No one gets through life alone. (Even if you could, why would you want to?) Seriously consider checking out a self-help program, like Al-Anon or Nar-Anon or CODA. You’re probably scared of that first meeting. That’s okay; everyone is. Go anyway. It won’t kill you, and you can’t know beforehand what you’ll hear. A good meeting can save your life and your sanity.
(6) Listen to feelings.
This is a big one. Living with an addict usually requires hiding your feelings, sometimes even from yourself. But feelings are essential. You need to get them back again. Hang out with people who are trying to reclaim their feelings, and who can keep you company while you’re trying to reclaim yours.
(7) Have faith.
Develop your spiritual life. No, you don’t need a church. You don’t even need to believe in God. You do need to believe in something bigger than you, something you trust even when you don’t understand it. Call it Nature. Call it The Force. Al-Anon calls it Higher Power, but you can call it what you like.
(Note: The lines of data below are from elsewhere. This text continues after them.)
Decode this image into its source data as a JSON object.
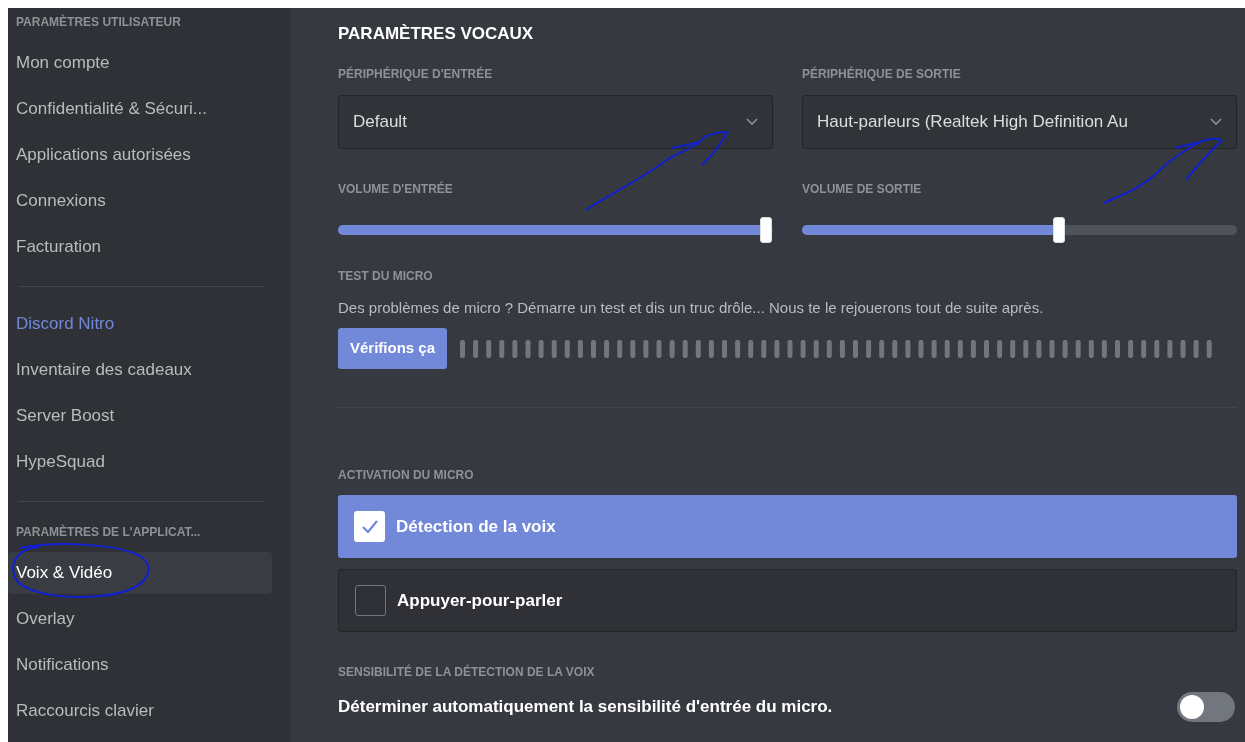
{
  "sidebar": {
    "sections": [
      {
        "header": "PARAMÈTRES UTILISATEUR",
        "items": [
          {
            "label": "Mon compte",
            "selected": false,
            "kind": "plain"
          },
          {
            "label": "Confidentialité & Sécuri...",
            "selected": false,
            "kind": "plain"
          },
          {
            "label": "Applications autorisées",
            "selected": false,
            "kind": "plain"
          },
          {
            "label": "Connexions",
            "selected": false,
            "kind": "plain"
          },
          {
            "label": "Facturation",
            "selected": false,
            "kind": "plain"
          }
        ]
      },
      {
        "items": [
          {
            "label": "Discord Nitro",
            "selected": false,
            "kind": "accent"
          },
          {
            "label": "Inventaire des cadeaux",
            "selected": false,
            "kind": "plain"
          },
          {
            "label": "Server Boost",
            "selected": false,
            "kind": "plain"
          },
          {
            "label": "HypeSquad",
            "selected": false,
            "kind": "plain"
          }
        ]
      },
      {
        "header": "PARAMÈTRES DE L'APPLICAT...",
        "items": [
          {
            "label": "Voix & Vidéo",
            "selected": true,
            "kind": "plain"
          },
          {
            "label": "Overlay",
            "selected": false,
            "kind": "plain"
          },
          {
            "label": "Notifications",
            "selected": false,
            "kind": "plain"
          },
          {
            "label": "Raccourcis clavier",
            "selected": false,
            "kind": "plain"
          }
        ]
      }
    ]
  },
  "main": {
    "title": "PARAMÈTRES VOCAUX",
    "devices": [
      {
        "label": "PÉRIPHÉRIQUE D'ENTRÉE",
        "value": "Default",
        "volume_label": "VOLUME D'ENTRÉE",
        "level": 0.985
      },
      {
        "label": "PÉRIPHÉRIQUE DE SORTIE",
        "value": "Haut-parleurs (Realtek High Definition Au",
        "volume_label": "VOLUME DE SORTIE",
        "level": 0.59
      }
    ],
    "mic_test": {
      "label": "TEST DU MICRO",
      "description": "Des problèmes de micro ? Démarre un test et dis un truc drôle... Nous te le rejouerons tout de suite après.",
      "button": "Vérifions ça"
    },
    "activation": {
      "label": "ACTIVATION DU MICRO",
      "options": [
        {
          "label": "Détection de la voix",
          "selected": true
        },
        {
          "label": "Appuyer-pour-parler",
          "selected": false
        }
      ]
    },
    "sensitivity": {
      "label": "SENSIBILITÉ DE LA DÉTECTION DE LA VOIX",
      "text": "Déterminer automatiquement la sensibilité d'entrée du micro.",
      "on": false
    }
  }
}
I used to reject the idea of God, but I always believed in psychology. Then I heard Scott Peck suggest that it’s not unreasonable to replace the word God with the word unconscious. That permanently reframed the idea of God for me. I realized there was some intelligence inside I could listen for, and which would guide me if I let it. (I might doubt the existence of God, but who can doubt the existence of that voice? That part that Knows Better?) So that gave me something to trust. Hey, we all need some invisible support.